Fit to weighted sample and SumW2Error

FLuan · June 8, 2021, 8:26am

Dear experts,

I’m trying to fit a weighted MC sample with RooFit, Root version 6.24. If no option is specified for the error calculation in the fitTo(), I receive the following warning:

[#0] WARNING:InputArguments -- RooAbsPdf::fitTo(pdf_fit) WARNING: a likelihood fit is requested of what appears to be weighted data.
       While the estimated values of the parameters will always be calculated taking the weights into account,
       there are multiple ways to estimate the errors of the parameters. You are advised to make an
       explicit choice for the error calculation:
           - Either provide SumW2Error(true), to calculate a sum-of-weights-corrected HESSE error matrix
             (error will be proportional to the number of events in MC).
           - Or provide SumW2Error(false), to return errors from original HESSE error matrix
             (which will be proportional to the sum of the weights, i.e., a dataset with <sum of weights> events).
           - Or provide AsymptoticError(true), to use the asymptotically correct expression
             (for details see https://arxiv.org/abs/1911.01303).

and the fit converges [covQual() = 3]. The same happens if I use SumW2Error(false). However, if I use the option SumW2Error(true), the fit doesn’t converge [covQual() = 2]. Also, in any of these configurations, the yield’s uncertainty returned is too small [much smaller than sqrt(N)]; for example, with SumW2Error(false) I get

Nsig = 731393 +- 34.7383, covQual() = 3

and with SumW2Error(true) I get

Nsig = 731393 +- 38.0404, covQual() = 2.

I also tested with another minimizer (Minuit2), but the results are very similar.
My questions are:

Why is the fit failing to converge with SumW2Error(true)?
And why is the fitted yield’s uncertainty so small in both cases?

A short running example with the whole code and a rootfile is attached in case you want to reproduce this problem.

Thanks in advance!
Cheers,

FitG2CB_simple_MC.C (11.4 KB)
histofile_MC.root (5.5 KB)

jonas · June 8, 2021, 11:55am

Hi @FLuan,

thanks for providing the code to reproduce your problem. I’ll address your two questions.

With the SumW2Error(true) option, the fit is done twice. First with the original weights, then with the squared weights. You just have bad luck that the additional fit with the squared weights is more problematic in your case. You can see this in your covariance matrices: for the SumW2Error(true) case, you have much higher correlations, which is usually at the origin of unstable fits (see this presentation for more info on common fitting problems).
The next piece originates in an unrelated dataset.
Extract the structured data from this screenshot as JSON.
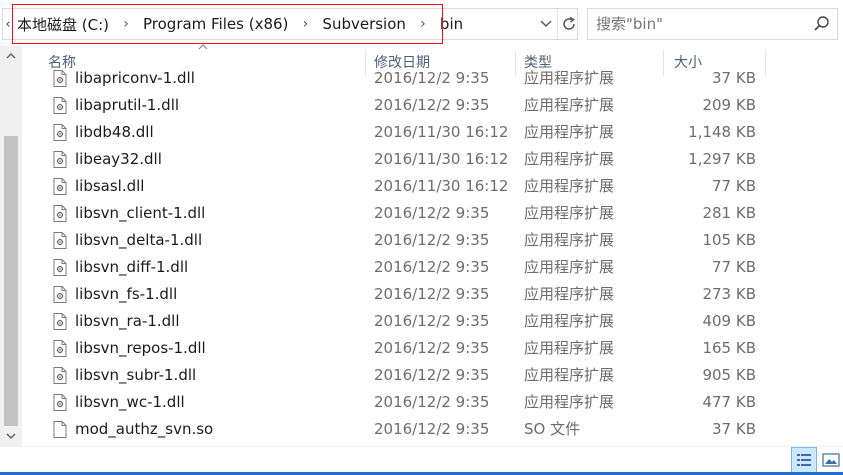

If you want the perfect covariance matrix quality, you should change your model a bit such that it has less highly correlated parameters (maybe the new RooCrystalBall class can be useful for that).
The yield uncertainty is so small because you were setting the range of your N_Sig parameter wrong. You used the nominal value from your histogram integral as the upper boundary. Hence, the fit result will be on that upper boundary, which confuses the error estimators. Extending the N_Sig parameter range should help here:
```
RooRealVar *N_Sig = new RooRealVar ("N_{sig}",
                                    "Number of signal events",
                                    1.0*xent,0.,2.*xent);
```

I hope this advice helps to solve your problem. If not, please feel free to ask any further questions!

Cheers,
Jonas

system · June 22, 2021, 11:56am

This topic was automatically closed 14 days after the last reply. New replies are no longer allowed.